Nous avons beaucoup entendu parler, en début d’année, du “Traité en haute-mer », dont la signature a eu lieu en mars.
L’événement a provoqué une certaine émulation et a été repris par un grand nombre de médias nationaux et internationaux utilisant alors des termes pouvant prêter à confusion, à commencer par son titre : “Le traité de protection en haute mer”.
La réunion des délégations des états pour adopter ce fameux traité aura lieu en juin prochain, l’occasion pour nous, a quelques semaines de ce nouvel événement, de faire le point sur les idées reçues véhiculées par les médias et de nuancer les propos de certains d’entre eux.
Idée reçue n°1 : C’est un traité de PROTECTION de la Haute Mer
Le “Traité de Protection en Haute Mer” est un nom simplifié pour désigner le « Traité sur la conservation et l’utilisation durable de la biodiversité dans les zones ne relevant pas de la juridiction des États » (aussi appelé le traité “Biodiversity Beyond National Juridiction” – BBNJ*).
Toutefois, ces deux titres ne représentent pas tout à fait la même idée de la notion de “protection”.
En réalité, il peut être trompeur de vouloir simplifier le titre d’un traité.
En l’occurrence, la conservation et l’utilisation durable évoquée dans le véritable titre du traité ne sont pas nécessairement synonymes de protection.
En effet, la protection peut prendre plusieurs formes :
– Une protection à des fins utilitaristes, c’est à dire que l’Homme protège la nature car il en a besoin, il l’utilise.
– Une protection à des fins de conservation, “avec l’Homme” ;
– Ou encore à des fins de préservation, “sans l’Homme” ;
Il est important de préciser que l’angle de protection adopté pour cet accord est bien celui de la conservation, et non de la préservation.
Autrement dit, il ne s’agit pas d’exclure toute activité humaine, ni de sanctuariser les ressources, mais bien de conserver la biodiversité au-delà des zones sous juridiction.
L’idée étant de leur faire bénéficier d’une gouvernance relativement homogène à l’échelle internationale.
Il s’agit donc plutôt d’un traité de gestion des usages plutôt que de leur réduction.
Idée reçue n°2 : Il s’agit “d’Un accord HISTORIQUE suscitant beaucoup d’ÉMOTION”
Nous avons beaucoup entendu, notamment dans les médias, que “le traité de protection en Haute Mer est un accord historique” ou encore qu’il suscite “beaucoup d’émotion”.
Mais si la conclusion de l’accord représente l’aboutissement d’un travail colossal, l’aspect historique de ce traité tient principalement en deux points.

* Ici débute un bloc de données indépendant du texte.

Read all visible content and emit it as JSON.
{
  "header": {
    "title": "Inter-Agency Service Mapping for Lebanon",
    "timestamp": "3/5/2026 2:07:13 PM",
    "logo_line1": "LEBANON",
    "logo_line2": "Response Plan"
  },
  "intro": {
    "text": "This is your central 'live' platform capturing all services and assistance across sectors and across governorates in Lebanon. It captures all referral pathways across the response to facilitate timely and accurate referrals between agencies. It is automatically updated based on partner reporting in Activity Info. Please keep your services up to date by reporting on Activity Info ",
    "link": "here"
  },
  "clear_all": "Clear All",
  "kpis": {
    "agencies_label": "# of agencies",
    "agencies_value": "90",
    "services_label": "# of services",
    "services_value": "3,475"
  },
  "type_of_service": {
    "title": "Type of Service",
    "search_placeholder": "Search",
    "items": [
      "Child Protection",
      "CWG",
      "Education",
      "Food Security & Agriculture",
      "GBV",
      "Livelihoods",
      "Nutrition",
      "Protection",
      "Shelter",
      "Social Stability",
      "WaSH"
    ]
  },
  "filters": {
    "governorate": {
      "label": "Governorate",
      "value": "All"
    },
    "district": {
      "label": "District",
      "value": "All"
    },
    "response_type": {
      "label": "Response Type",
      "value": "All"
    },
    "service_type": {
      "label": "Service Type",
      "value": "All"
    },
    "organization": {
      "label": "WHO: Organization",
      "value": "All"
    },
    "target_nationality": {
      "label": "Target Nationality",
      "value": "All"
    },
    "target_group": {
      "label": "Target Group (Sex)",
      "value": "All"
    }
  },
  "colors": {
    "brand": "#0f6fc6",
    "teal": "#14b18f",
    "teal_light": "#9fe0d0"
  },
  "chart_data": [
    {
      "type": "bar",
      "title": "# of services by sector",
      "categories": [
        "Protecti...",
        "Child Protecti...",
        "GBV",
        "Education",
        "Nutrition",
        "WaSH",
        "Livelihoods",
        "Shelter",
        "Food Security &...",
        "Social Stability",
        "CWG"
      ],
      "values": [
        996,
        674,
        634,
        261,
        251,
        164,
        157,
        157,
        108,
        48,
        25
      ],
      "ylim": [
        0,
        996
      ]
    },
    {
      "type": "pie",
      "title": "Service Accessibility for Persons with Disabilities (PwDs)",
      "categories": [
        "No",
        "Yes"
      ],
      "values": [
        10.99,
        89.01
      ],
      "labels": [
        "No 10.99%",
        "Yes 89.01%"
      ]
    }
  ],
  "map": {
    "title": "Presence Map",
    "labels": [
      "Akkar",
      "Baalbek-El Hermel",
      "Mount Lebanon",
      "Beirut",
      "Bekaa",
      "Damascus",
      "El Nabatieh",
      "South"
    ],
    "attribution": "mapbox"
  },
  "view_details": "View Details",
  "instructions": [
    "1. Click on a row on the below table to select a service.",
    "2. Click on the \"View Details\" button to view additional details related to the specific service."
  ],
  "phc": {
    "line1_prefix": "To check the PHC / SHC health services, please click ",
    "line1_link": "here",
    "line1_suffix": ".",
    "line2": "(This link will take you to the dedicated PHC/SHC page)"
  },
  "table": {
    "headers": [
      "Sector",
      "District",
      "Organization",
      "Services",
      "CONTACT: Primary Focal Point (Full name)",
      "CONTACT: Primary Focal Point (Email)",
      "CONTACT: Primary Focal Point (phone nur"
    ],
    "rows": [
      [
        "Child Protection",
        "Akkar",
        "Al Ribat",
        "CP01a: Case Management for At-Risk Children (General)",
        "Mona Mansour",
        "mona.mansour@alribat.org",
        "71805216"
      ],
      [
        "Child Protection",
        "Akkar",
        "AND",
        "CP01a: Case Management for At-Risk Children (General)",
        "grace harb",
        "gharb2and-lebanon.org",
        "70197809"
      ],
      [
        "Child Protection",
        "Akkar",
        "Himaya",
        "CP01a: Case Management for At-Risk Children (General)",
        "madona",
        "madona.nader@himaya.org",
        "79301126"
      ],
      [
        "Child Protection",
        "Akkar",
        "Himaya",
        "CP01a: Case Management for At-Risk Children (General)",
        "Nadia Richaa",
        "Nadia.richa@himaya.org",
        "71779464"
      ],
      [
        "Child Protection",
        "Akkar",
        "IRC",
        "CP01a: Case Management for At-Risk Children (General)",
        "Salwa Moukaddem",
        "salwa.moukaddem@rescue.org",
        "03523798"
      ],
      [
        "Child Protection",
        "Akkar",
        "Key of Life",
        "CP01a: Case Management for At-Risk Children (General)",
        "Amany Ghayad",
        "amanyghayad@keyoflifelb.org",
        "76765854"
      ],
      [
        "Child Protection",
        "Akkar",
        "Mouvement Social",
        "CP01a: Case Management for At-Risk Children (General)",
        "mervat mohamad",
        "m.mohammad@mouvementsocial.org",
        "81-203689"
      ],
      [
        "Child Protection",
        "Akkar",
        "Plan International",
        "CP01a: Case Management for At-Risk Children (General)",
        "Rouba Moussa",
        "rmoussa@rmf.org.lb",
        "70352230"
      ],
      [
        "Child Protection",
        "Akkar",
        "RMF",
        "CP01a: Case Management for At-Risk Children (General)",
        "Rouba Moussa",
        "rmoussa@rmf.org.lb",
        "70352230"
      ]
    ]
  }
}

Le premier est avant tout d’avoir pu aboutir à un accord 41 ans après la conclusion de la Convention des Nations Unies sur le Droit de la Mer en 1982. La décision de travailler sur un nouvel accord concernant la haute mer datant de 2004, il a donc fallu 19 ans de négociations pour arriver à ce résultat.
L’exploit est également lié aux modalités d’adoption du texte : par consensus entre Etats. Le consensus est un procédé compliqué, puisqu’il s’agit de mettre d’accord différents Etats avec différents intérêts tout en nécessitant l’accord de tous.
L’accord est également historique compte tenu de sa symbolique : la haute mer, placée sous le signe de la liberté des mers, est désormais régie par un texte. Toutefois, comme nous l’avons évoqué, l’exploit ne tient pas dans le degré de protection dont bénéficiera la haute mer (qui dépend du bon vouloir des Etats), bien qu’il s’agisse d’un tournant décisif dans la conservation de la biodiversité marine.
Pour terminer, le traité a un réel intérêt seulement s’il peut être appliqué. Or, ce dernier n’entrera en vigueur que si 60 Etats le ratifient (ce qui est prévu en juin 2023), et le transposent dans leur droit national.
Idée reçue n°3 : “Avant, la haute mer était une ZONE DE NON-DROIT »
L’imaginaire collectif associe depuis longtemps la haute mer avec la croyance qu’il s’agit d’une zone de non-droit, où tous les coups seraient permis. Au moment de l’adoption du traité sur la haute mer, on a donc pu lire çà et là que l’accord venait mettre fin à des décennies d’infractions en tout genre.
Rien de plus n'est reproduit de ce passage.